К концу недели остается лишь одна кучка депрессивных отшельников, которые держатся подальше от нас. Я назвал их "еле радующимися". Капуцинки, которые раньше толком и не пытались заставить нас замолчать, теперь ржут друг над другом..
- Девушки, а вы можете переименовать свое мероприятие?
- В чем дело, Абдель? Вам не нравится название "Терапия любовью"?
- Думаю, "Терапия через ржач" гораздо точнее.
34
Месье Поццо регулярно читает студентам бизнес-школ скучнейшие лекции; туда его тоже вожу я. Он говорит о "жестокости капиталистов", "порабощении сотрудников или их увольнении", "финансовых кризисах, против которых бессильны государства и которые доводят сотрудников компаний до нищеты". Он на "ты" со множеством студентов, которые его слушают, - чтобы достучаться до каждого из них.
Я выкатываю его кресло на подиум, расположенный напротив двадцатилетних молокососов в костюмах и галстуках, ставлю рядом свой стул, подпираю головой стену - и не слушаю. Меня клонит в сон, я дремлю. Однако время от времени какая-нибудь фраза, произнесенная громче других, будит меня:.
- Этика - это твоя собственная этика, а поступки - твои собственные поступки. Внутри себя, в глубине, втайне, в молчании ты обретаешь Другого. Там та почва, на которой взрастают твои принципы.
Думаю, он знает, о чем говорит, о каком молчании и о какой глубине идет речь. О Другом. Теперь я - его Другой. Раньше, до того как он попал в аварию, когда был всемогущим и купался в шампанском "Поммери", как моя мать в арахисовом масле, - да посмотрел бы он на меня.

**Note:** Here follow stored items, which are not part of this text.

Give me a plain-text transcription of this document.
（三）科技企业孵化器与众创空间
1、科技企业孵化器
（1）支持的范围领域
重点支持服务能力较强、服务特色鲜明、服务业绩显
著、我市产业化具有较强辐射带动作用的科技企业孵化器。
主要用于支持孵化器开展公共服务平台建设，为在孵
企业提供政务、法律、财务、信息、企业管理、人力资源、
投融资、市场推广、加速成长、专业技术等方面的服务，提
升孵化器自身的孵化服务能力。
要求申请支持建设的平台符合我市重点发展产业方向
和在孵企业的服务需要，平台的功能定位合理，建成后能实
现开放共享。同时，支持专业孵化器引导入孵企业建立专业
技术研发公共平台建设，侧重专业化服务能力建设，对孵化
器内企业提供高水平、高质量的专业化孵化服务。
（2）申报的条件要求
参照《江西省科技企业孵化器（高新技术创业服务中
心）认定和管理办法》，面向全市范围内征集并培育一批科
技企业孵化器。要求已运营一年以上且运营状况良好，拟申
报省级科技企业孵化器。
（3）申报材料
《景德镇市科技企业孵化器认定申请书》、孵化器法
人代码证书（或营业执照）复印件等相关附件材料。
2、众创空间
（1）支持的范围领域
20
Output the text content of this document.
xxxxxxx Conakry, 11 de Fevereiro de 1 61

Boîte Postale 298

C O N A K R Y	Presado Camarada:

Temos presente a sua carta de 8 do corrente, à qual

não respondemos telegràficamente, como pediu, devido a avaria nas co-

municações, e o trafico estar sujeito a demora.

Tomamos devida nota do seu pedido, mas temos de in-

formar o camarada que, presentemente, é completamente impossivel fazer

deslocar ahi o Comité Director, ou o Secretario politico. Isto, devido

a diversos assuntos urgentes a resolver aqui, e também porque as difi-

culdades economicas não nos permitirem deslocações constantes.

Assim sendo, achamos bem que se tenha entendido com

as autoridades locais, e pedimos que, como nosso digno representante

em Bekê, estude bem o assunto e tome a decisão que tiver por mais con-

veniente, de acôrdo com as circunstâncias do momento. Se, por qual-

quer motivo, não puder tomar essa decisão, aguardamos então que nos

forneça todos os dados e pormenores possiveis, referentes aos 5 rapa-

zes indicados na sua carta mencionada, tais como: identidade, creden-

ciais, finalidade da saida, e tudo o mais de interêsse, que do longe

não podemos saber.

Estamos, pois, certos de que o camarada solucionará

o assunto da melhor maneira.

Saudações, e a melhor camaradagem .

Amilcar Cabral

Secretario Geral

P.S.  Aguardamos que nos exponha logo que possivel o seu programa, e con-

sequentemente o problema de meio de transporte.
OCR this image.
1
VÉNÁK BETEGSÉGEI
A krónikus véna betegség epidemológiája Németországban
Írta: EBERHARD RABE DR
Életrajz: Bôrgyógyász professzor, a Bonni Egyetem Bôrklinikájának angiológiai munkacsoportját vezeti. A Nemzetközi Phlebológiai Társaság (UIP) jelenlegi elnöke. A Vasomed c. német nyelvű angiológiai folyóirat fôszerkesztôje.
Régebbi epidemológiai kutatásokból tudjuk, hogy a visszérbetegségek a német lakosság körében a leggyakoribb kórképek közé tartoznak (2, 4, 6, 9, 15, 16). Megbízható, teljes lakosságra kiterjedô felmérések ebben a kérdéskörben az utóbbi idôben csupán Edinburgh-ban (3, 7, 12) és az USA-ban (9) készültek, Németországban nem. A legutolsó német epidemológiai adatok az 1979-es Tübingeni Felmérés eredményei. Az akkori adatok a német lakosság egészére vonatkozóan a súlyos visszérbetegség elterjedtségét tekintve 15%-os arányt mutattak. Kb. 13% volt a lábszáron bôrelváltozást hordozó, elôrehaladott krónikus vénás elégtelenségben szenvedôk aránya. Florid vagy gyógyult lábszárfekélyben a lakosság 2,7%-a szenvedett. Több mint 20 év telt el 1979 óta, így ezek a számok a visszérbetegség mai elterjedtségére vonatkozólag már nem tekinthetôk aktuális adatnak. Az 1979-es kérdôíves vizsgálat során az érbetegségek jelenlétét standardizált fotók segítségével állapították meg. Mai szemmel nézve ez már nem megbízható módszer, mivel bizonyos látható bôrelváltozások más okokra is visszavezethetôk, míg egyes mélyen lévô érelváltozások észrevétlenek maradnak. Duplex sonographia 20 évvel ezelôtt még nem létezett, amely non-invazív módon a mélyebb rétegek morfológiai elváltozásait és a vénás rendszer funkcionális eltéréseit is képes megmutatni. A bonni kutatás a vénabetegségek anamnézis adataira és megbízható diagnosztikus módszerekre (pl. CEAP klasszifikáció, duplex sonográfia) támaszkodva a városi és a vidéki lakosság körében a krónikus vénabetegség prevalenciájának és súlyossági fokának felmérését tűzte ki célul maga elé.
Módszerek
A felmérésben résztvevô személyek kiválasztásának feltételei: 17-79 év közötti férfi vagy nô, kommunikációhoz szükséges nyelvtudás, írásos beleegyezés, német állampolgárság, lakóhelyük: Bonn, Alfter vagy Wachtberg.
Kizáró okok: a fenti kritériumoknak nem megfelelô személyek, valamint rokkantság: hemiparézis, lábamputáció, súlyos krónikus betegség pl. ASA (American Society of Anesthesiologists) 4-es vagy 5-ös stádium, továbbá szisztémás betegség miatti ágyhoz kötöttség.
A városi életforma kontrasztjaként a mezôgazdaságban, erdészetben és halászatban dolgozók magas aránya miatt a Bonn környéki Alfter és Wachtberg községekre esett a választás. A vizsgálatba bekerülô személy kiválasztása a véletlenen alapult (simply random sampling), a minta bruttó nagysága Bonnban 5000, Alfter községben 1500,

Будь я приглашен на праздник, устроенный его невыносимой дочерью, я бы, конечно, подрезал оттуда ноутбук.
А теперь, когда она приглашает к себе других малолетних ушлепков, я слежу за порядком на их вечеринке..
Великий неподвижный мудрец, дух, блуждающий над презренной телесной оболочкой, высшее существо, избавившееся от плоти и земных забот, - месье Поццо добавляет еще один слой перегноя:
- Только тогда, когда ты обретешь Другого, твои взгляды и поступки обретут вес.
Нет, серьезно, он что, в это верит? Парни, сидящие напротив него, думают только об одном: как бы только сожрать друг друга - сыновья богачей и студенты из семей попроще! Все большие боссы должны разбиться на парапланах, чтобы "обрести Другого" и начать уважать людей такими, какие они есть…
Да. А еще, наверное, нужно, чтобы парни вроде меня перестали тырить, тырить, тырить. Как говорит месье Поццо, к словам "солидарность", "спокойствие", "братство" необходимо добавить еще одно - "смирение". Я внимательно слушаю, но я-то лучший. Это проверено, испытано и подтверждается боссом по десять раз на дню.
Ну а что касается смирения… А давайте-ка я лучше еще посплю..
* * *
Я делаю ошибки, допускаю разные бестактности, позволяю себе увлечься, мои руки иногда наносят удары, а рот извергает злые слова. Месье Поццо переезжает в квартиру на верхнем этаже недавно построенного - но тоже очень крутого - здания в том же квартале. Окна от пола до потолка, южная сторона, реальная духовка.
Чересчур жарко даже для него. Лифт довольно просторный - я помещаюсь там вместе с его электрическим креслом. Но если перед входной дверью, на очень тесном тротуаре, встает машина, мы не можем выйти из дома..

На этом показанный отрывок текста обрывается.